Google launched Gemini 3.1 Flash Live today, a real-time conversational audio model that's rolling out in Search, Gemini apps, and developer APIs. The model claims significant improvements on audio benchmarks — topping ComplexFuncBench Audio for multi-step tasks and Big Bench Audio's 1,000-question reasoning test. However, it only manages 36.1% on Scale AI's MultiChallenge, which tests handling of hesitations and interruptions, while non-conversational audio models can hit 50%.
What's notable isn't just the performance gains, but Google's decision to embed SynthID watermarks in all outputs — invisible to humans but detectable by software. This suggests Google genuinely believes Flash Live sounds human enough to fool people, which would mark a meaningful leap from the stilted cadence that typically gives away AI speech. Companies like Home Depot and Verizon are already testing it for customer service applications.

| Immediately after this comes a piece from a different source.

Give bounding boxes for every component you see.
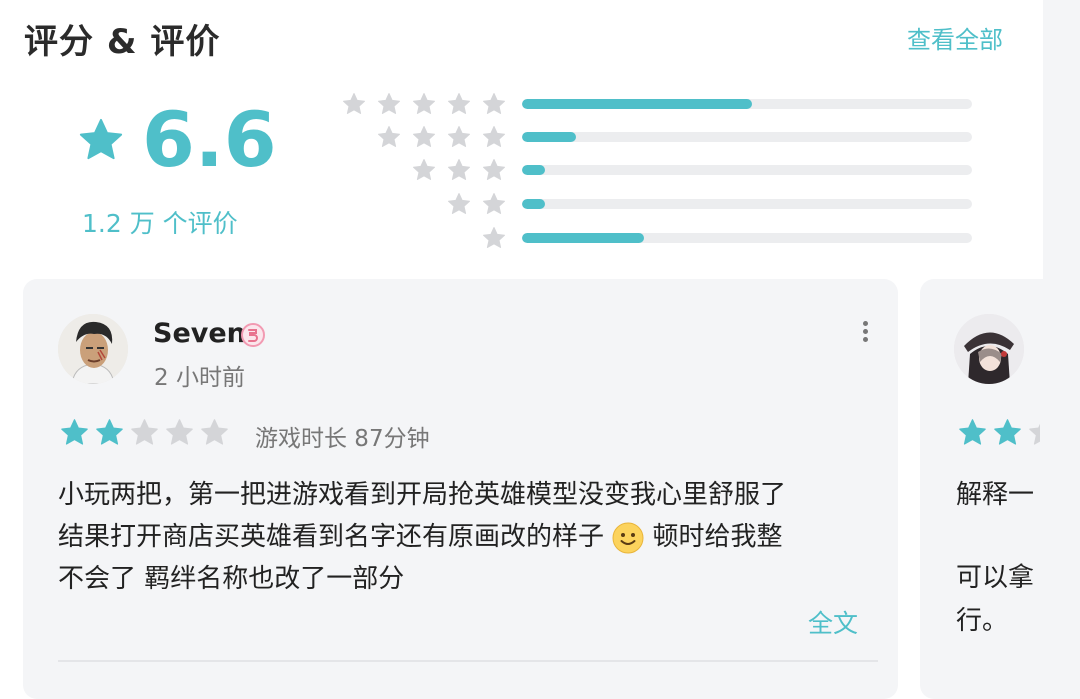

This continues the pattern I noted in March when Google first claimed 90% performance on complex audio tasks but faced little real competition. Now we have actual deployment and benchmark numbers, though Google still won't specify latency figures beyond claiming it has "the speed you need" — presumably under the 300ms threshold researchers consider optimal for natural conversation.
For developers, Flash Live is available through AI Studio, the Gemini API, and Gemini Enterprise for Customer Experience. The watermarking requirement signals this isn't just another incremental improvement — Google expects this model to be convincing enough that distinguishing human from AI voice will become a real problem. Whether that's justified remains to be seen, but the 36% interruption handling score suggests we're not quite at human-level conversation yet.